Spending on the National Health Service is up 7.7 percent in real terms, education spending per child is up 5 percent. Unemployment benefits will soon be higher than they were under Labor. That may help explain why unemployment cost Thatcher so little in the election, and why you can eat in London restaurants for months without meeting an English waiter.
Reagan could take a correspondence course from Thatcher in the art of praising free markets, entrepreneurship, minimal government and the rest of Republican values, including--drum roll, please--balanced budgets.
When I first met her, in 1976, I decided she had made a mistake being born 4,500 miles too far east. She would have made a magnificent Republican senator from Oklahoma, but she was, I thought, improbable as leader of Britain's Conservatives. She defines conservatism as most Republicans do, but as few Tories ever have. She defines it in terms of individualism and a light state--low taxes for a slim public sector.

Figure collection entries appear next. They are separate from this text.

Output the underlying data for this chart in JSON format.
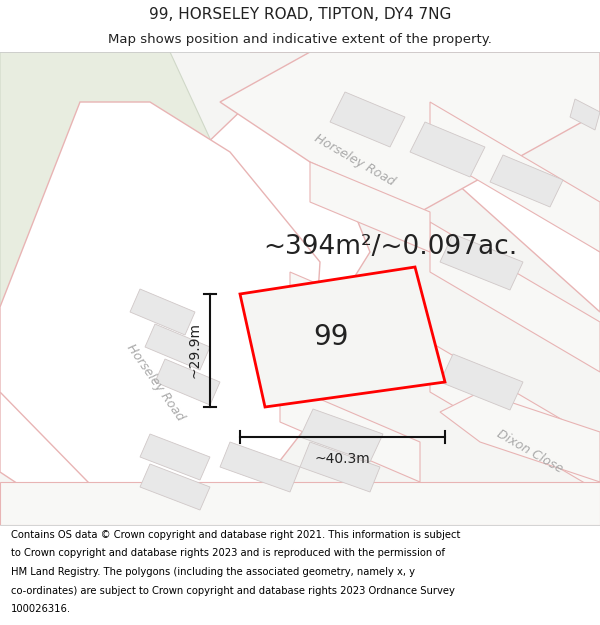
{
  "title_line1": "99, HORSELEY ROAD, TIPTON, DY4 7NG",
  "title_line2": "Map shows position and indicative extent of the property.",
  "area_text": "~394m²/~0.097ac.",
  "label_99": "99",
  "dim_height": "~29.9m",
  "dim_width": "~40.3m",
  "road_label_top": "Horseley Road",
  "road_label_left": "Horseley Road",
  "dixon_label": "Dixon Close",
  "footer_text": "Contains OS data © Crown copyright and database right 2021. This information is subject to Crown copyright and database rights 2023 and is reproduced with the permission of HM Land Registry. The polygons (including the associated geometry, namely x, y co-ordinates) are subject to Crown copyright and database rights 2023 Ordnance Survey 100026316.",
  "map_bg": "#f5f5f3",
  "road_fill": "#ffffff",
  "road_edge": "#e8b4b4",
  "road_edge_lw": 1.0,
  "block_fill": "#e8e8e8",
  "block_edge": "#d0c8c8",
  "green_fill": "#e8ede0",
  "green_edge": "#d0d8c8",
  "red_color": "#ff0000",
  "dim_color": "#111111",
  "text_dark": "#222222",
  "text_road": "#aaaaaa",
  "white": "#ffffff",
  "title_fs": 11,
  "sub_fs": 9.5,
  "area_fs": 19,
  "num_fs": 20,
  "dim_fs": 10,
  "road_fs": 9,
  "dixon_fs": 9,
  "footer_fs": 7.2
}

Collectivism in Britain is at least as much the legacy of Conservatives as of socialists. Clement Attlee's postwar Labor government built on institutional and even ideological foundations laid by Conservatives. The Americanization of British Conservatism is a Thatcher achievement.
In fact, although she is a radical Tory, she is a traditional Republican-- perhaps more so than Reagan. Unable to cut spending as much as she desires (it now is 43.5 percent of GNP, up from 40.5 percent when she took office), she has raised taxes as a percentage of GNP (from 35.3 to 39.1) in order to hold down the deficit. Britain now has the smallest deficit of any Western nation: 2.75 percent of GNP. (The U.S. deficit is 6 percent.)

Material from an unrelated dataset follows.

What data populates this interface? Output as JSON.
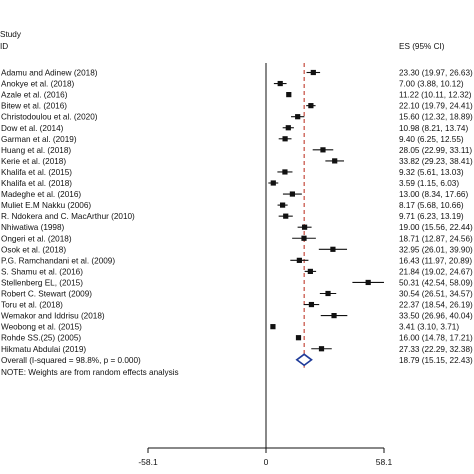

She believes what Republicans said for 30 years--what they said until (recently) it became impolitic. That is, she believes that large deficits are a cause of high interest rates, and are so disruptive of capital markets that higher taxes are justified, as a nasty last resort, to reduce deficits. If Thatcher's program does not produce growth soon, or if Reagan's recovery aborts soon, there will be new heat to the intramural argument among conservatives concerning which is worse, tax increases or huge deficits.